Milunovich also suggested that the Worldwide Developers Conference that starts on June 2 may be another catalyst for Apple stock. “Investor sentiment has been somewhat apathetic as reflected by two-thirds of funds owning Apple being underweight,” wrote Milunovich in a note seen by Apple Insider. “That view may change starting next week.” Like many other analysts Milunovich also believes that there is a possibility that Apple will unveil the so-called iWatch later this year.
Milunovich’s price target increase follows several other price target changes from prominent analysts. Barclays analyst Ben Reitzes raised his price target on Apple to $655 from $590 on Wednesday based on “momentum” and the likely announcement of new product categories, reports Benzinga. “The key long-term question remains whether Apple can monetize its iTunes and App Store base further through offering payments services and other compelling web services,” wrote Reitzes in a note obtained by Benzinga. “We believe the company will enhance its services offerings this year, but it will be hard to create meaningful recurring revenue that expands its multiple beyond the mid to low teens.”
Bernstein Research analyst Toni Sacconaghi — who selected Apple as one of his top information technology hardware company picks at the start of 2014 — also boosted his Apple price target on Wednesday. According to Benzinga, Sacconaghi raised his price target to $700 from a previous level of $615. The Bernstein analyst cited several factors behind his price target increase, including an expected sales boost from a larger-screen iPhone 6, as well as a stabilized gross margin. Sacconaghi also noted that Apple may see some beneficial side effects from its upcoming seven-for-one stock split. While the split will not change Apple’s market value, Sacconaghi believes Apple shares could still see a benefit from the split by encouraging more trading from large funds and small investors alike.

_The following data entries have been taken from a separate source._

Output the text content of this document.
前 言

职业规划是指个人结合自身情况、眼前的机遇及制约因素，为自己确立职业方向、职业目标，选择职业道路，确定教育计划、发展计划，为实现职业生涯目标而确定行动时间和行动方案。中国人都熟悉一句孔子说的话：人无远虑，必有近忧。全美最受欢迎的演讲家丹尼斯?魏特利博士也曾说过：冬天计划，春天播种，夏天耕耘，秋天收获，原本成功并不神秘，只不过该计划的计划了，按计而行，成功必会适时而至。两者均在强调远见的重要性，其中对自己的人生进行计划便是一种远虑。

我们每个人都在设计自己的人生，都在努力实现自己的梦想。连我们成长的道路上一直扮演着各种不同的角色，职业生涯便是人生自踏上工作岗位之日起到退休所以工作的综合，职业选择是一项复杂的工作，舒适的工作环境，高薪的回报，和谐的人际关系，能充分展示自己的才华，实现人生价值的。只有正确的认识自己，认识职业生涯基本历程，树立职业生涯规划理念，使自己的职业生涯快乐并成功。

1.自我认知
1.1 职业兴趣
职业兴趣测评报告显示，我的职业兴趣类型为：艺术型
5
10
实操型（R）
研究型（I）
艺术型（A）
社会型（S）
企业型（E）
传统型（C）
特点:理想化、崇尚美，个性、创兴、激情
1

Finally, R.W. Baird analyst William Power raised his price target on Apple shares to $665 from $620 and maintained an “Outperform” rating on Thursday, according to TheFlyOntheWall. Unlike many other analysts, Powers cited Apple’s acquisition of Beats as a direct reason for his price target increase. As noted by TheFlyOntheWall, Powers believes that the acquisition was a “low risk transaction” that will reenergize Apple’s music content strategy with a new subscription service and the addition of new talent such as Iovine.
Meanwhile, investors appeared to be embracing the largest acquisition in Apple’s history. The stock reached a new one-year high of $636.87 on Thursday and closed up 1.82 percent, or $11.37, at $635.38 after the first full day of trading following confirmation of the Beats deal.